USC cancels athletics for the day and Monday classes.
Columbia sees a new record for rainfall in one day at 6.78 inches and a new two-day record at 10.44 inches since Oct. 3.
Monday, Oct. 5
Gov. Nikki Haley confirms nine flood- and weather-related deaths in South Carolina as of Monday afternoon. The total rose to 10 by the end of the day. USC alumna Alex Holmes, 24, is among the fatalities.
Multiple news sources are reporting more than two feet of rain in parts of South Carolina since the storm began. South Carolina National Guard has over 1,300 soldiers helping in rescue operations. A 70-mile stretch of Interstate 95 is still closed. About 550 roads are closed in South Carolina, and Haley expects more. USC cancels Tuesday classes.
Tuesday, Oct. 6
While the rain has stopped, the death toll in South Carolina stands at 15, nine from drowning and six from car accidents. Nine dams across the state have failed, with another nine under watch by the South Carolina Emergency Management Division.
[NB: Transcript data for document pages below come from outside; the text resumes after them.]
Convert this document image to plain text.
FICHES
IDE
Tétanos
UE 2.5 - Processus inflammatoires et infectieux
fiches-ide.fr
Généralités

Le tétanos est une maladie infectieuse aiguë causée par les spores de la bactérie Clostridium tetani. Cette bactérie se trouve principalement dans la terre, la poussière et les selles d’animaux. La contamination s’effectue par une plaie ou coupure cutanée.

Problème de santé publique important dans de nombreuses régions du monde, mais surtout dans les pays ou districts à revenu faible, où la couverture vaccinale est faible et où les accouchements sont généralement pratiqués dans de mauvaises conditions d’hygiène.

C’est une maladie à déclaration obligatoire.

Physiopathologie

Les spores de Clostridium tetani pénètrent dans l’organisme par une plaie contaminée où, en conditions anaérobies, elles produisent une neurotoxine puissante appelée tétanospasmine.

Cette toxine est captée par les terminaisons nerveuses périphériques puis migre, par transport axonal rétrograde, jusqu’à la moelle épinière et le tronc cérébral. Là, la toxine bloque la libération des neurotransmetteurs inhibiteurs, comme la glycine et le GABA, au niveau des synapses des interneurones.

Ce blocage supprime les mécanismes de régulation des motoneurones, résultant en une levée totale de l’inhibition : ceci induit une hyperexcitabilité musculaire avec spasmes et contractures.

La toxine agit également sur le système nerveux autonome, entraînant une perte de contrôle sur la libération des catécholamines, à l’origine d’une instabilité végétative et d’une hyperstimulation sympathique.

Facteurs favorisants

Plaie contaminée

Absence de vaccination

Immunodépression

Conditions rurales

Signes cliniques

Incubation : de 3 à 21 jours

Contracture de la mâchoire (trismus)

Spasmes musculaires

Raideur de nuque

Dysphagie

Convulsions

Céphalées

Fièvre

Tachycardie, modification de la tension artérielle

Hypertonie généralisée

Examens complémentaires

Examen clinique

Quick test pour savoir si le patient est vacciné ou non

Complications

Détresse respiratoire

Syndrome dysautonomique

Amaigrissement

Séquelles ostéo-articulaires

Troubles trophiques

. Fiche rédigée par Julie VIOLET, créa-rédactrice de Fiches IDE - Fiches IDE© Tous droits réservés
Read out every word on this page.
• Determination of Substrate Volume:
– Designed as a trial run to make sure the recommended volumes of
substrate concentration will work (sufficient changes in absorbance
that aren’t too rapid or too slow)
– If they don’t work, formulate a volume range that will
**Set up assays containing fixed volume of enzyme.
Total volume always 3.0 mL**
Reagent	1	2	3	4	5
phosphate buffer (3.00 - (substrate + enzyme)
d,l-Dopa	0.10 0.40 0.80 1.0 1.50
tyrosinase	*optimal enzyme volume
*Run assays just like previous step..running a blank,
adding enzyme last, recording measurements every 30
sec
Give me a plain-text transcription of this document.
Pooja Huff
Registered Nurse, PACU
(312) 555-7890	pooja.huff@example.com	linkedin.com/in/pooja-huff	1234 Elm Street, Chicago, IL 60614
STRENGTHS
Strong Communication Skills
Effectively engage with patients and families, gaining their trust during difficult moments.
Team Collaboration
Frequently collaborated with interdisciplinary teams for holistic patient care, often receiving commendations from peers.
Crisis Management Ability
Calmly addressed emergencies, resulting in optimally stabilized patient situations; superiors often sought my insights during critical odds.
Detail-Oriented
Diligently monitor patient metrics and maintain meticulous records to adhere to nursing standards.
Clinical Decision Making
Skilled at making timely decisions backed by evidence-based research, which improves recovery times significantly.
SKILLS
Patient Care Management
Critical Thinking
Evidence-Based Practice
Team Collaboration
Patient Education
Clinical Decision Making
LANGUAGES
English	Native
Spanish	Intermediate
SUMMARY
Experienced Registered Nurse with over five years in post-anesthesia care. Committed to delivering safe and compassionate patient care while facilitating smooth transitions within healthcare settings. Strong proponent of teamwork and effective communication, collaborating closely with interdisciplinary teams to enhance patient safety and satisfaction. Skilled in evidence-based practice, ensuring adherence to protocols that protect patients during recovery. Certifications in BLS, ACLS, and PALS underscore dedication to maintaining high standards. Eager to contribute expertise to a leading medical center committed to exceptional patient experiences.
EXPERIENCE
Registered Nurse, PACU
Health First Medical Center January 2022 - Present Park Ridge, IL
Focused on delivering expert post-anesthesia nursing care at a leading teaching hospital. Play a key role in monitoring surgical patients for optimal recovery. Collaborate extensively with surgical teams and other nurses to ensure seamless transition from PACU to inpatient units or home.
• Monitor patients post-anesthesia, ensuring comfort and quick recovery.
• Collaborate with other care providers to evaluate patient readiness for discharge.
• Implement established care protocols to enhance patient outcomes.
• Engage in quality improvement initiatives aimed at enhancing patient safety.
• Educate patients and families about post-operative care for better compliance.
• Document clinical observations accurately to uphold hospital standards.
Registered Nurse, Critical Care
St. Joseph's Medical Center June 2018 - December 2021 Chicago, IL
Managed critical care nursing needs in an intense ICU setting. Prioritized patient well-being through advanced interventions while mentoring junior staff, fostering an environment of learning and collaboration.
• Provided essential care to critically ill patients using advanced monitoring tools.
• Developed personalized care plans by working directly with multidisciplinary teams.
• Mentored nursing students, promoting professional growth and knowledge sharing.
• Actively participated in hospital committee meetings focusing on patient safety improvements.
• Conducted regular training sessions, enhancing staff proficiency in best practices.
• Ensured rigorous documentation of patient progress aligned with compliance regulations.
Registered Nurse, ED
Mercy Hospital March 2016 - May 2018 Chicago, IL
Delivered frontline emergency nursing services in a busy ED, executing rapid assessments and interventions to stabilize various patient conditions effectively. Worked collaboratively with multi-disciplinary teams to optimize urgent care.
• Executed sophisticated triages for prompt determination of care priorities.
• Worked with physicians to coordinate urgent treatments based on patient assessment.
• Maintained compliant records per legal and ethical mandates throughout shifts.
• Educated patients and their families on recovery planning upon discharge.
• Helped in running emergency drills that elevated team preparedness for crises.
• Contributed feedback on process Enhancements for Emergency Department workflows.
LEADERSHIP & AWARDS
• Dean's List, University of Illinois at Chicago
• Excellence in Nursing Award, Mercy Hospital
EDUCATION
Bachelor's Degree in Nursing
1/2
USC cancels classes for the week.
Wednesday, Oct. 7
At least 17 people have died in South Carolina from drowning and car accidents.
USC moves Saturday's football game, scheduled to be played in Williams-Brice Stadium, to LSU.
Thursday, Oct. 15
The South Carolina Transportation Department reports 178 roads and 73 bridges still closed statewide. Residents in 20 counties are eligible for federal assistance.
The Federal Emergency Management Agency extends disaster declarations to 24 South Carolina counties. Residents of these counties are eligible to apply for individual federal assistance. Applications are open until January, 2016.
Many Midlands residents are still living out of hotels or with family nearby, while still others are in homeless shelters.
USC's Darla Moore School of Business presents the economic outlook for 2016. Researcher Joseph Von Nessen predicts that, despite the flood causing $1.5 billion in damages, the state will experience a temporary economy boost during flood recovery.
The Federal Emergency Management Agency and other federal agencies close their disaster recovery centers around South Carolina in favor of local organizations providing aid. Three remaining centers close on Jan. 29.
Over 600 USC students work to help clean up around Gills Creek and Fort Jackson Boulevard. The Gills Creek area suffered some of the worst Midlands flooding during Hurricane Joaquin.
The U.S. Department of Housing and Urban Development announces that South Carolina will receive $157 million — to be divided between Richland and Lexington counties, the City of Columbia and the state — toward flood recovery.
The One SC Fund, a flood relief funding group, opens the third round of applications for projects seeking to help flood recovery efforts. Organizations across the country can apply for grants to offer assistance to FEMA-declared disaster areas in South Carolina.
Richland County Council approves a plan for the county to buy out residents' houses that were destroyed in the flood. The plan involves applying for $7 million of federal money, which would allow the county to buy about 70 homes in areas still at higher risk for flooding.
The Transportation Department has repaired 94 percent of roads and bridges damaged during the flood.
All 46 South Carolina counties are in a drought.
USC students collect truckloads of supplies to send to Louisiana flood victims.